Kaşlarımı çatıp baktım yere. Ne cevap verebilirdim ki ben buna? Kardeşim aynı kıza aşık olduğumuzu sanıp benimle rekabete girdi. Alina beni seçince tabi sinirlenip bize bir kötülük etti. Sonra Zehra'ya aşık olduğunu anladı ve pişman olup biraz uzaklaşmaya karar verdi. Kendi ailesinden. Kendi kanından. Benden. Of Koray, of be kardeşim. Keşke gitmeseydin. Ben seni her türlü affederdim. Sen benim tek ailem değil misin?

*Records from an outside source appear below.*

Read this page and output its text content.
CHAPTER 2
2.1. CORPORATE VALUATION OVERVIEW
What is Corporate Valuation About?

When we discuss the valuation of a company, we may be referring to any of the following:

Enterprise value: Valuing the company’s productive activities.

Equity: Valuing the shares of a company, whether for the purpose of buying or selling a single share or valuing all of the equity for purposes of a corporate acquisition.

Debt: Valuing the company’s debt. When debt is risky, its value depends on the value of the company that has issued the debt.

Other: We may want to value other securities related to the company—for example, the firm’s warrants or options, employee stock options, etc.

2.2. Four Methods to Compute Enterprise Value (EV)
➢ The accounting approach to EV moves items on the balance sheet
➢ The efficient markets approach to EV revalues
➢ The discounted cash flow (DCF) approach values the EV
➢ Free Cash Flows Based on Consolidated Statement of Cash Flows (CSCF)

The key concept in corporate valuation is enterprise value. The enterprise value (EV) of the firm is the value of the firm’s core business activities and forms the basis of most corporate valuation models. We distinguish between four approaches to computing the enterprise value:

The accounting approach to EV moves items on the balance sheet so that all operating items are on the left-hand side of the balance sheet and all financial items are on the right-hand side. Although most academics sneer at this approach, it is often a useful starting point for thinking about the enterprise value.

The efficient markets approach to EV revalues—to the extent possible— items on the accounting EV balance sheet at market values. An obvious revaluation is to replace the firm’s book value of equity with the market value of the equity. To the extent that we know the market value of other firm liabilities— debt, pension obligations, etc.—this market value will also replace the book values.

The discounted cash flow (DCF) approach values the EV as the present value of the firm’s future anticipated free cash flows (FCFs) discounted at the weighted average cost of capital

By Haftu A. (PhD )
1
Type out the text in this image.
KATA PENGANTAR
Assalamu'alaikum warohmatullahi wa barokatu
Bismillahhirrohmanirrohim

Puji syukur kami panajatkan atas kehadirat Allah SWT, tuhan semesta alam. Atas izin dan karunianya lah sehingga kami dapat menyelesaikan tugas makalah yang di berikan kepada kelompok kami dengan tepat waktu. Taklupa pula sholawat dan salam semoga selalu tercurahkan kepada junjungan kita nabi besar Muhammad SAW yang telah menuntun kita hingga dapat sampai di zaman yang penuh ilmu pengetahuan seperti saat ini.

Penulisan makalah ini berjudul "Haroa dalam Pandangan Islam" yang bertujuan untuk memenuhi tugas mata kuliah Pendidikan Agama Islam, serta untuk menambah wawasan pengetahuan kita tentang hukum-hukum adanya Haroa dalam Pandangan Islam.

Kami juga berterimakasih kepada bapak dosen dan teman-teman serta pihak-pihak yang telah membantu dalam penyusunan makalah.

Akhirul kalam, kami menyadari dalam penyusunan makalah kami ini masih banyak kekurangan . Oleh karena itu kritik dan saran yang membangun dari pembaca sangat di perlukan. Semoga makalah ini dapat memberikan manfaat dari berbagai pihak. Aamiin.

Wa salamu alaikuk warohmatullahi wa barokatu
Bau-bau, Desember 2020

- Bugün okula gelmedi. İki gündür arıyorum, ama ulaşamıyorum. - dedi yine amcam
Düşün Kerem düşün. Buldum.
- Mert'in yanına gitti. - dedim
- Ne? Oğlum sen niye buna izin verdin? - dedi sinirle amcam
- Amca Mert onun abisi. Belki benim hayatımın içine etti, ama hala Koray'ın abisi.
- Amerika'da mı?
- Hayır. Geçen ay maçı kaybedince İngiltereye gittiklerini söyledi Hakan. Koray'da şu an İngiltere'de.
- Ne zaman gelecek?
- Bilmiyorum.
- Nasıl bilmiyorsun? Kardeşinin ne zamam geleceğini bilmiyor musun?
- Hayır. Sevgilisiyle büyük bir kavga ettiler ve Koray zamana ihtiyacı olduğunu söyleyip gitti. - dedim
- Kimmiş bakalım Koray'ın sevgilisi? Ben tanıyor muyum? - dedi
- Bilmiyorum. Sadece kavgadan haberim oldu.
- Zehra mı yoksa? Bir kaç defa onları beraber gördüm.
- Hayır. Zehra değil. - dedim
- Peki. Öyle olsun. - dedi sonunda
- Konuşmamız bittiyse ben gidiyorum. - dedim
- Kalsaydın?
- Hayır. Yarın Alina'nın doğum günü var, ona daha hediye almadım.
- Tamam o zaman.
- Görüşürüz amca. - dedim ve kapıya doğru ilerledim
- Görüşürüz oğlum. - dedi arkamdan
Evden çıkıp arabama yöneldim. Şimdi gidip küçük sevgilime en çok istediği şeyi alalım bakalım.